MANAGEMENT: Due to the potential for a diminished or suboptimal immunologic response, caution is recommended with the administration of live, attenuated vaccines in patients receiving therapy with leniolisib. Specific recommendations concerning the administration time of live, attenuated vaccines in relation to leniolisib therapy are not available. Although there is no data concerning the use of inactivated, killed, or otherwise noninfectious vaccines, caution is also advised. Local immunization guidelines and prescribing information for individual vaccines and leniolisib should be consulted for further guidance.

MONITOR: The administration of live, attenuated vaccines to patients receiving therapy with leniolisib has not been studied but may be associated with diminished or suboptimal immunologic response. Patients with activated phosphoinositide 3-kinase delta (APDS) are reported to have reduced humoral and cellular immunity. A retrospective cohort study of the clinical and laboratory features of eight patients with activated phosphoinositide 3-kinase delta (APDS) reported that all patients received vaccination with both attenuated live and subunit vaccines with no adverse effects, with some displaying an impaired vaccination response.
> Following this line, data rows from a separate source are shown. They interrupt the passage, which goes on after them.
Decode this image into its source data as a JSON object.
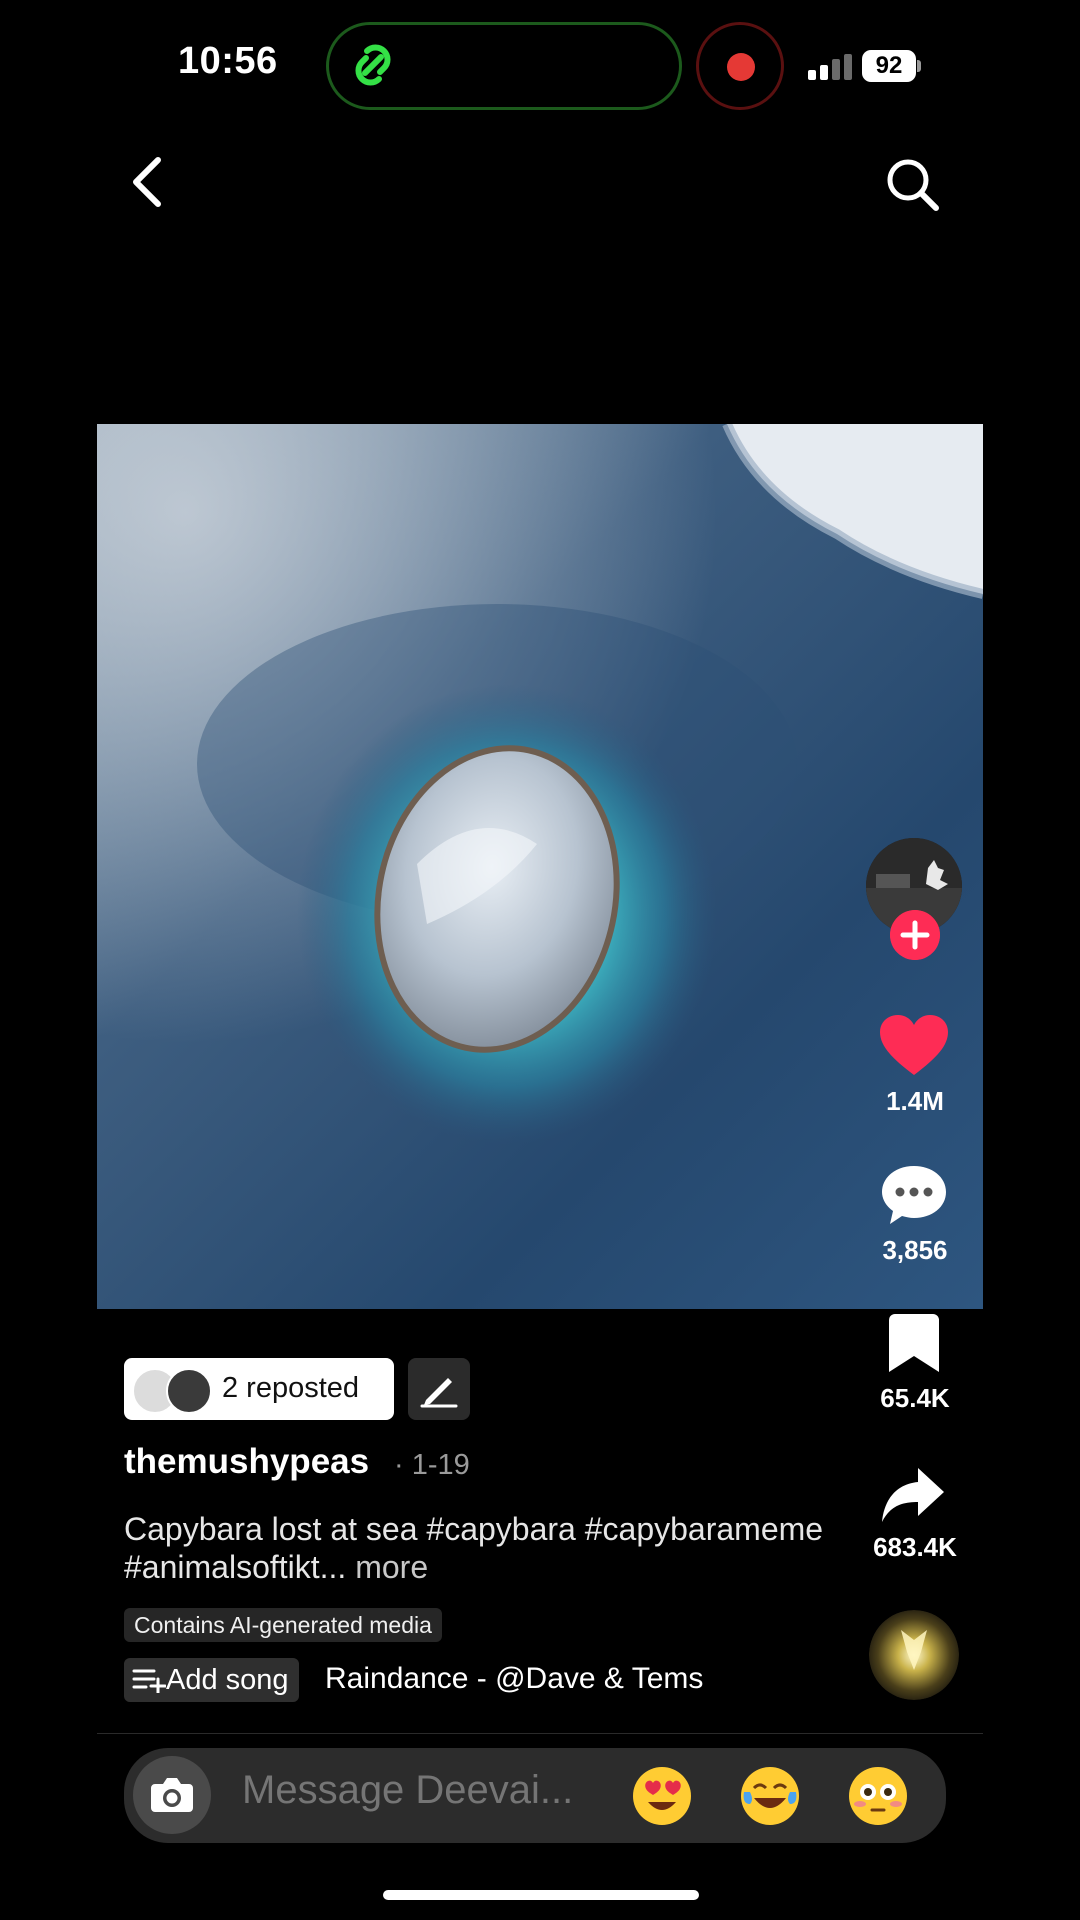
{
  "status": {
    "time": "10:56",
    "battery": "92"
  },
  "video": {
    "description": "aerial view of small island in ocean"
  },
  "rail": {
    "likes": "1.4M",
    "comments": "3,856",
    "saves": "65.4K",
    "shares": "683.4K"
  },
  "post": {
    "repost_label": "2 reposted",
    "username": "themushypeas",
    "date": "· 1-19",
    "caption": "Capybara lost at sea #capybara #capybarameme #animalsoftikt...",
    "more": "more",
    "ai_label": "Contains AI-generated media",
    "add_song": "Add song",
    "song": "Raindance - @Dave & Tems"
  },
  "message": {
    "placeholder": "Message Deevai..."
  },
  "colors": {
    "accent": "#fe2c55",
    "background": "#000000"
  }
}
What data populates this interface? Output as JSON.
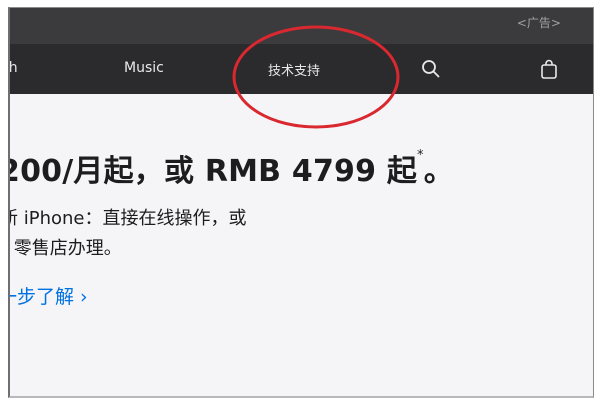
{
  "ad_bar": {
    "label": "<广告>"
  },
  "nav": {
    "items": [
      {
        "label": "ch"
      },
      {
        "label": "Music"
      },
      {
        "label": "技术支持"
      }
    ],
    "icons": [
      "search-icon",
      "bag-icon"
    ]
  },
  "hero": {
    "headline_main": "200/月起，或 RMB 4799 起",
    "headline_asterisk": "*",
    "headline_end": "。",
    "body_line_1": "新 iPhone：直接在线操作，或",
    "body_line_2": "re 零售店办理。",
    "learn_more": "一步了解 ›"
  },
  "colors": {
    "nav_background": "#2b2b2d",
    "ad_background": "#3b3b3d",
    "page_background": "#f5f5f7",
    "link": "#0071e3",
    "annotation_circle": "#d9282f"
  }
}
However, the clinical trial evaluating the efficacy of leniolisib in patients with APDS-associated genetic PI3K-delta mutation with a documented variant in either PIK3CD or PIK3R1 excluded patients who had received live vaccines (including attenuated live vaccines) in the 6-week period prior to study entry and for up to 7 days after receiving the last dose of leniolisib. Data concerning administration of inactivated, killed, or otherwise noninfectious vaccines are not available.
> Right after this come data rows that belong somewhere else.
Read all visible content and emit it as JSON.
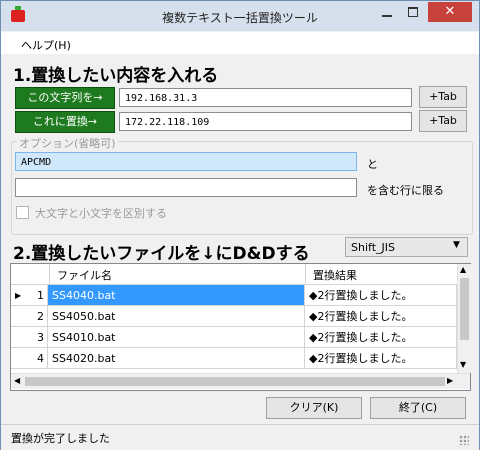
{
  "window": {
    "title": "複数テキスト一括置換ツール",
    "close_glyph": "✕"
  },
  "menu": {
    "help": "ヘルプ(H)"
  },
  "section1": {
    "title": "1.置換したい内容を入れる",
    "find_button": "この文字列を→",
    "find_value": "192.168.31.3",
    "replace_button": "これに置換→",
    "replace_value": "172.22.118.109",
    "tab_button": "+Tab"
  },
  "options": {
    "group_label": "オプション(省略可)",
    "text1_value": "APCMD",
    "text1_suffix": "と",
    "text2_value": "",
    "text2_suffix": "を含む行に限る",
    "case_checkbox_label": "大文字と小文字を区別する",
    "case_checked": false
  },
  "section2": {
    "title": "2.置換したいファイルを↓にD&Dする",
    "encoding": "Shift_JIS"
  },
  "grid": {
    "columns": [
      "ファイル名",
      "置換結果"
    ],
    "rows": [
      {
        "index": "1",
        "file": "SS4040.bat",
        "result": "◆2行置換しました。",
        "current": true
      },
      {
        "index": "2",
        "file": "SS4050.bat",
        "result": "◆2行置換しました。",
        "current": false
      },
      {
        "index": "3",
        "file": "SS4010.bat",
        "result": "◆2行置換しました。",
        "current": false
      },
      {
        "index": "4",
        "file": "SS4020.bat",
        "result": "◆2行置換しました。",
        "current": false
      }
    ]
  },
  "buttons": {
    "clear": "クリア(K)",
    "exit": "終了(C)"
  },
  "status": {
    "text": "置換が完了しました"
  },
  "colors": {
    "accent_green": "#1e7a1e",
    "selection_blue": "#3399ff",
    "close_red": "#c7423a"
  }
}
MANAGEMENT: Due to the potential for a diminished or suboptimal immunologic response, caution is recommended with the administration of live, attenuated vaccines in patients receiving therapy with leniolisib. Specific recommendations concerning the administration time of live, attenuated vaccines in relation to leniolisib therapy are not available. Although there is no data concerning the use of inactivated, killed, or otherwise noninfectious vaccines, caution is also advised. Local immunization guidelines and prescribing information for individual vaccines and leniolisib should be consulted for further guidance.
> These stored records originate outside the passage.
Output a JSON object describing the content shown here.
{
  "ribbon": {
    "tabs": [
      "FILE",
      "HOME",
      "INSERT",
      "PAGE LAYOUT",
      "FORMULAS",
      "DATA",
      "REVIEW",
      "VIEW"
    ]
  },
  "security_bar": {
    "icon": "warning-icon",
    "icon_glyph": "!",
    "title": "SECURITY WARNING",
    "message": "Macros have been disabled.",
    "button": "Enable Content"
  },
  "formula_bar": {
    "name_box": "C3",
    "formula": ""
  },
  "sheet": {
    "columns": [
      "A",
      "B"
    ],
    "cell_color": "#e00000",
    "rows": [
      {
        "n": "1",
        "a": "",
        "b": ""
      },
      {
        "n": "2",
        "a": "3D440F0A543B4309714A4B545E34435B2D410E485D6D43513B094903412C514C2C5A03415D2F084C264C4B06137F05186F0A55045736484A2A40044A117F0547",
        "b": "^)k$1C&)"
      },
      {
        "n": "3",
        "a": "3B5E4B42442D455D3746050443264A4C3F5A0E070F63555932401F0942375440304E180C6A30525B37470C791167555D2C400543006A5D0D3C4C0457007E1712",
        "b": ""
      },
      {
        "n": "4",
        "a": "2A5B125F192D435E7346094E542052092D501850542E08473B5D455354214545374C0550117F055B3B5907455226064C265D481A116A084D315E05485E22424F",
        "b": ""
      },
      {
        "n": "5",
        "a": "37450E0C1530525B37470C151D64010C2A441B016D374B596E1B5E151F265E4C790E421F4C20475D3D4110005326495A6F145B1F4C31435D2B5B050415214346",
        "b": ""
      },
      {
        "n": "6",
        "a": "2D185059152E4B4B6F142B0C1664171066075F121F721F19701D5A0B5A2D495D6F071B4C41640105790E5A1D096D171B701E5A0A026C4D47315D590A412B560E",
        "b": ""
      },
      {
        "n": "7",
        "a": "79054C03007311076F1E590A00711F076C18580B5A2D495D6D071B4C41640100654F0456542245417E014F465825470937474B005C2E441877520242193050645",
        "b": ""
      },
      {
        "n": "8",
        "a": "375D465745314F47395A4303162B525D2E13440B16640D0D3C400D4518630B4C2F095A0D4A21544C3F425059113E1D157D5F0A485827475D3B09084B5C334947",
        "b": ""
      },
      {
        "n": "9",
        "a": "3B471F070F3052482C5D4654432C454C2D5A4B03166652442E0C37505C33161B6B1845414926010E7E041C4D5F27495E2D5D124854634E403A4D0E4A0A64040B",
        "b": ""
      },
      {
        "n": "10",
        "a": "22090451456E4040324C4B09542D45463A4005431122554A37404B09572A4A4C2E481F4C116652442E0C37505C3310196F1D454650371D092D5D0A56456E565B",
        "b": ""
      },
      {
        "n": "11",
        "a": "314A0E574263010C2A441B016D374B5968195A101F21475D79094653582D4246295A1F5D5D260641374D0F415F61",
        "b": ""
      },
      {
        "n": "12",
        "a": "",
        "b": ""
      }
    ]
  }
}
MONITOR: Coadministration with inhibitors of CYP450 3A4 including grapefruit or grapefruit juice may increase the plasma concentrations of leniolisib, which undergoes extensive CYP450 3A4-mediated first-pass metabolism in the gut wall and liver. In general, the effect of grapefruit juice is concentration-, dose- and preparation-dependent, and can vary widely among brands. Certain preparations of grapefruit juice (e.g., high dose, double strength) have sometimes demonstrated potent inhibition of CYP450 3A4, while other preparations (e.g., low dose, single strength) have typically demonstrated moderate inhibition. Pharmacokinetic interactions involving grapefruit juice are also subject to a high degree of interpatient variability, thus the extent to which a given patient may be affected is difficult to predict.

MANAGEMENT: Patients who regularly consume grapefruit or grapefruit juice should be monitored for adverse effects and altered plasma concentrations of leniolisib. Some authorities recommend to avoid grapefruit products during leniolisib treatment (UK).